Tragedias
Desde la puerta, las tres lo miramos con empatía.
Los síntomas eran claros: una ventana que llora, la habitación a media luz, el corazón arrugado, el mp3 rayando la misma canción, niebla en los ojos, pérdida de la razón, la voz agonizante, falta de apetito y una mano aferrada a una botella de Dalsy.
El diagnóstico fue evidente. Estaba enfermo de amor.
El mapa de tragedias se desplegó.
Que ya no era tan “amable” como antes… Que se había hecho novia de otro… -¡Menos mal que sólo fueron dos días… si no me muero!

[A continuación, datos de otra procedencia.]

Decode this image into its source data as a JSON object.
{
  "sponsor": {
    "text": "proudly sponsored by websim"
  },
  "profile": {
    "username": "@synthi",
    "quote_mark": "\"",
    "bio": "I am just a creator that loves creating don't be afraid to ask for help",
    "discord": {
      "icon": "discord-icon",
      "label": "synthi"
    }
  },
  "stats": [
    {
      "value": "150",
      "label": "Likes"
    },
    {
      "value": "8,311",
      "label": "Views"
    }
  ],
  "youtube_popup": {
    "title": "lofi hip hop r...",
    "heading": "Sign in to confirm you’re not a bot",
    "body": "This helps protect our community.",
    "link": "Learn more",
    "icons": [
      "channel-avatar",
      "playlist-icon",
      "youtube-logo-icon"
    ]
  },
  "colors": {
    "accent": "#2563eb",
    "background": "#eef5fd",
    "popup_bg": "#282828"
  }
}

-Que le escribió un poema. -Bueno… lo copié de Internet-; y que, ella, en un acto de traición, se lo entregó a sus amigas y todas se rieron de él.
Ahora, en el instituto, se burlan de su amor llamándole “ poeta”…

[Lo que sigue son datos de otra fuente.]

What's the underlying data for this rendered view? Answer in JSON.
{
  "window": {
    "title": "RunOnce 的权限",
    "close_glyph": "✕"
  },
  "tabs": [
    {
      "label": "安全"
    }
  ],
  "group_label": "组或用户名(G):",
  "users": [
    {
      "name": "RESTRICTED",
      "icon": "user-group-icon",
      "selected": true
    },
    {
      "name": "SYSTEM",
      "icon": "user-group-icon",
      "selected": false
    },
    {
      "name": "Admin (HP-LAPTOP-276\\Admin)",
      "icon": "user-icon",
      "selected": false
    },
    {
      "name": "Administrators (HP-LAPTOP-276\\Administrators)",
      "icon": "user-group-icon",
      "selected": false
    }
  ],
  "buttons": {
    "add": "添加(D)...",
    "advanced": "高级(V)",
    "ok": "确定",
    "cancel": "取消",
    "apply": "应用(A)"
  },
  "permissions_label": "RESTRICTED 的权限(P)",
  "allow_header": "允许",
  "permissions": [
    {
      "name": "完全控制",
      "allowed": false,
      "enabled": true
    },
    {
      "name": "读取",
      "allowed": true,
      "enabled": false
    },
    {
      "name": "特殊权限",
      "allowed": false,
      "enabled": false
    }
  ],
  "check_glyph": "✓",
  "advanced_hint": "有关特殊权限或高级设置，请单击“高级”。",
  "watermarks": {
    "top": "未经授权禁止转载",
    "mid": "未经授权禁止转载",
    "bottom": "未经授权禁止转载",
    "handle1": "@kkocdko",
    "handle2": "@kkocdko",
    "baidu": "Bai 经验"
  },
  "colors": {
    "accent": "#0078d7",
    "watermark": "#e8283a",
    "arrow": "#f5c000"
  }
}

Las tres estuvimos de acuerdo en que el caso requería de toda nuestra atención.
Descolgamos los relojes, apagamos los móviles y aplicamos los remedios ancestrales que los corazones rotos se transmiten de generación en generación: un poco de idealismo para tratar de definir la enfermedad en cuestión, algo de retórica para sostener las sinrazones de las emociones, un nuevo relleno para los espacios vacíos, dos pilares nuevos para una barbilla amoratada, un ratito en la montaña rusa de la esperanza bordeando la utopía; y por supuesto, “peli” y pizza para cenar.
Una semana después supimos, que aquella niña, de nuevo le buscaba en el recreo esperando escuchar un verso al oído.